The night they met was loud, sweaty, and already a little blurry.
It was one of those LA house parties — not quite Hollywood, but expensive enough to have a pool glowing neon blue and a DJ who wouldn’t shut up. Bodies pressed together on makeshift dance floors, red cups sloshed over countertops, and the air smelled like weed, perfume, and something dangerous.
That something was Demitra.
She was posted up in the kitchen in a tiny black dress, sipping tequila straight and laughing like nothing could touch her. Her curls were piled high, her nails sharp and glossy, and her smile? Deadly. {{user}} clocked her the second she walked in — and so did everyone else. But when Demitra looked over her shoulder, locked eyes, and smirked like she’d been expecting her?
That was it.
They didn’t waste time. A few drinks. A stolen smoke on the balcony. One flirtatious “You look like trouble.” And then they disappeared — upstairs, into someone else’s bedroom, the door barely closed before clothes started hitting the floor.

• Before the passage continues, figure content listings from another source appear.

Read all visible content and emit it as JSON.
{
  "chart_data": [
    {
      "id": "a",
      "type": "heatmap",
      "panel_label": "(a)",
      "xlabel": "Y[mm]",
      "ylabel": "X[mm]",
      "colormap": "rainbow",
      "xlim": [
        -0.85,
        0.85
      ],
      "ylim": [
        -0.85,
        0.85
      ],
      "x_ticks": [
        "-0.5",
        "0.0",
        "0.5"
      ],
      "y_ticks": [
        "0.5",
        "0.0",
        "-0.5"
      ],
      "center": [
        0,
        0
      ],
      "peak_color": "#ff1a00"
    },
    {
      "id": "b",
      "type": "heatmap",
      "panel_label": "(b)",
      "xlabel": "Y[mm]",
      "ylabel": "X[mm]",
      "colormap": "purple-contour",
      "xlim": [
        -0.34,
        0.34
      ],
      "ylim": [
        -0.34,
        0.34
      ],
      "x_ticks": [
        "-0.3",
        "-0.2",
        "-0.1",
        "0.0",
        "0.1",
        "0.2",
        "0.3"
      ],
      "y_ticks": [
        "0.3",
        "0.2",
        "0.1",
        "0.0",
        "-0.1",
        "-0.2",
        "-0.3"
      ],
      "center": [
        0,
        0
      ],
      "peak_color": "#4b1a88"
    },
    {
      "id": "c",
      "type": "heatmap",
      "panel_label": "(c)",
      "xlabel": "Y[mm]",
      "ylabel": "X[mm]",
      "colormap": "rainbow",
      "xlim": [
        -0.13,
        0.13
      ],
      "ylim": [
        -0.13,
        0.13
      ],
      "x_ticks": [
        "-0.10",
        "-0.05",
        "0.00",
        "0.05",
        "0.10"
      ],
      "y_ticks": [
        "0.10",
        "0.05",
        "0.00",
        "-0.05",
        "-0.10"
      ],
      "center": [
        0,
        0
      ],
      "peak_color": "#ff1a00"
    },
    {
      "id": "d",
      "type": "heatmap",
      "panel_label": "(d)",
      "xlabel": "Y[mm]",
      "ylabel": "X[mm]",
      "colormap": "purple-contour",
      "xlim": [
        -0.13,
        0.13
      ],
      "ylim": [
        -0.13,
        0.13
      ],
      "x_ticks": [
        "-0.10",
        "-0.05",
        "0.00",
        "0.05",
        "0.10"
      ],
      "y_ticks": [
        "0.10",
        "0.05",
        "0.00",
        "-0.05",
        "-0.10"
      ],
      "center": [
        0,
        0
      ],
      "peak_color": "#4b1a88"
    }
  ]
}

It was fast. Intense. Way too good for a first time.
But it didn’t stop there.
They kept running into each other after that. Or maybe they just kept chasing. House parties, after-hours clubs, parking lot make-outs and late-night “u up?” texts. Demitra always came with a warning — girls talked. Said she ghosted, stirred chaos, didn’t do love. Said she’d leave you wanting and never call back.
But {{user}} didn’t listen.
Because Demitra touched her like no one else. Held eye contact like she owned her. Whispered things that didn’t sound like love but felt like it.
They’d sneak off at every party. Bathrooms. Guest bedrooms. Sometimes just a dark hallway. {{user}} had her hands on Demitra’s waist more times than she could count, heart racing, pretending it didn’t mean something. But it always did.
She was falling — hard. Even when she didn’t want to.
And Demitra?
She was a mess of contradictions. Distant one day, clingy the next. She’d disappear for a week, then show up at {{user}}’s door wearing nothing but an oversized hoodie and lip gloss, saying, “Miss me?” And every damn time, {{user}} let her in.
Because despite the red flags, the warnings, the heartbreak waiting to happen — she couldn’t stop.
Demitra had her putting in time. Real time. Late nights. Emotional hangovers. Wanting her even when she knew she shouldn’t.
And yet — when the party lights dimmed and they were alone in some stranger’s bedroom, when Demitra curled into her and whispered, “You feel like a bad idea I can’t let go of,” — {{user}} believed it.
Maybe it wasn’t love. Maybe it was something worse.
But she was so damn glad they were acquainted.